The dead were: Ernest de Regge (54), Bindon Street, Ennis; Thomas Donnellan (13), Bindon Street, Ennis; James Fitzgibbon (65), Marian Avenue, Ennis; Mrs Bridie Byrne (38), Kilrush; Mrs Josephine Carmody (50), Barefield; Mrs Norah Condsidine (60), Corofin; Mrs Michael Coffey (41), Killoo, Clarecastle; Mrs Ellen McNamara (73), Crusheen.

But the death toll didn’t end there - a plane carrying photographs of the hotel tragedy plunged into the Shannon Estuary, 300 yards north of Waller Island, shortly after take-off.

“A famous pilot, we used to call him ‘Monkey’ Morgan- he was Captain AC Morgan had come down from Dublin to take back pictures of the collapse for the Daily Express.

“He had a new aircraft - which he had taken delivery of only a year earlier,” recalled journalist Arthur Quinlan.

“He jumped into the aircraft and took off. Apparently in his hurry, he didn’t properly close one of the cock-pit doors. The door opened - and of course it lost its qualities as flying machine and plunged into the estuary,” he added.

And the death toll could have been more only for the Clare Champion photographer Denis Wylde. “I went into the Queens Hotel and went to the bar. I was approached by a photographer. He was working for the Express.

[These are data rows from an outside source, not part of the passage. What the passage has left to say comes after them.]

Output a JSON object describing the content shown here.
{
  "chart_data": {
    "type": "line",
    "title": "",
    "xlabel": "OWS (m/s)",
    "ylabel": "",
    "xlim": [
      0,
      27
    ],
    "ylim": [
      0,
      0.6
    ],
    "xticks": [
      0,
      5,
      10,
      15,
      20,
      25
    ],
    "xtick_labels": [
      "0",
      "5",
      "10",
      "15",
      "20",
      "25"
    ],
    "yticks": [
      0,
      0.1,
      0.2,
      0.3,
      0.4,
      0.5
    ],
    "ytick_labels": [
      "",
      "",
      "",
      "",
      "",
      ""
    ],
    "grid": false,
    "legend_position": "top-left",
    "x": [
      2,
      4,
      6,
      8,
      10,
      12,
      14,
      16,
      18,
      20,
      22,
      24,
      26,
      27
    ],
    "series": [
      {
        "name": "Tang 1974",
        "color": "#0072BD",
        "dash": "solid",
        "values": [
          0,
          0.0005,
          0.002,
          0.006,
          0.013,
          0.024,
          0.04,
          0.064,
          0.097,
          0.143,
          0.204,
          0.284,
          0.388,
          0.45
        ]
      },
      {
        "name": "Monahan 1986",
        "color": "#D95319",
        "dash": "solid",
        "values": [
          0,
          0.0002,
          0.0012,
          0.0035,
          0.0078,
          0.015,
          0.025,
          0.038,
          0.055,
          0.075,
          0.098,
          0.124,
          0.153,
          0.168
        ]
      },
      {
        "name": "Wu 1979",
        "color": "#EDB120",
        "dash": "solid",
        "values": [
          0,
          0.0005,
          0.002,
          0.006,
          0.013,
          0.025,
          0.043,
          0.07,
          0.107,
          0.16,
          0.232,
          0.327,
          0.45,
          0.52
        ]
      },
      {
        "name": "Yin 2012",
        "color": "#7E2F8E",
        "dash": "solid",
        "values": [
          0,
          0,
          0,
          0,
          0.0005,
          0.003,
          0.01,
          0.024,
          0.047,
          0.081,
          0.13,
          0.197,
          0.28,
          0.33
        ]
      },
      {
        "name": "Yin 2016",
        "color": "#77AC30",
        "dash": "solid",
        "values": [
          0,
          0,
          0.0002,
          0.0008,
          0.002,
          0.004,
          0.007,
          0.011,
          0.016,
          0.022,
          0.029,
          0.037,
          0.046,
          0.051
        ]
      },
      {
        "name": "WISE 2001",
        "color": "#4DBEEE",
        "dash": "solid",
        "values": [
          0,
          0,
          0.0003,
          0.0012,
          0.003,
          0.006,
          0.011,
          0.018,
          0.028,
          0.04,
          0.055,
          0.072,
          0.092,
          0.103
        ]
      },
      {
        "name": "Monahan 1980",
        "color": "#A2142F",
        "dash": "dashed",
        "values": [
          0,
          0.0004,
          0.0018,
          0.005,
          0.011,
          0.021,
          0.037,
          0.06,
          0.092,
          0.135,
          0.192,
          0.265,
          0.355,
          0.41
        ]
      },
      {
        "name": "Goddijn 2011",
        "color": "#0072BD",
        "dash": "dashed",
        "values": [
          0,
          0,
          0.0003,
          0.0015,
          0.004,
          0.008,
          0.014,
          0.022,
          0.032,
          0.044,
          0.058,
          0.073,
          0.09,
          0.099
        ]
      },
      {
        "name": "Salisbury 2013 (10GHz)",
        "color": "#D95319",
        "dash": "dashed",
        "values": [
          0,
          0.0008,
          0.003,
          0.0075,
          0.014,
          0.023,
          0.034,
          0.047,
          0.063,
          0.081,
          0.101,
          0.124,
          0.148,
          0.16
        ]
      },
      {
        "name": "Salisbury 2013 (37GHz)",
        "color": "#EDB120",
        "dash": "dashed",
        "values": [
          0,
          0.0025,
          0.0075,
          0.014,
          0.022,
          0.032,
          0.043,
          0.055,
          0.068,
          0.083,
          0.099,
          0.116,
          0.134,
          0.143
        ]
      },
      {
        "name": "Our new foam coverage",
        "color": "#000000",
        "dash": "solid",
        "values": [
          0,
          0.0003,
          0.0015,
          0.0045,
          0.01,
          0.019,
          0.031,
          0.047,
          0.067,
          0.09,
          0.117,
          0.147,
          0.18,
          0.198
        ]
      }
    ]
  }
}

He had taken some pictures and he wanted to bring them to Shannon,” Denis recalled to Gerry Quinn.

“I said, I tell you what to do. Stay over night and you’ll get a further story in the morning’. He said: OK, I’II go to Shannon and I’II give the slides to ‘Monkey’Morgan and I’II meet you in the Old Ground around 10o’clock.

“About 10.20 he strolled into the Old Ground. He was as white as a sheet. He said: ‘Monkey’ took off, he never got to take up the flaps or the air brakes and he landed in the mud’.

The Express snapper was another one of the lucky one’s from a day that will always be remembered in Ennis. The day ‘Night Fell’.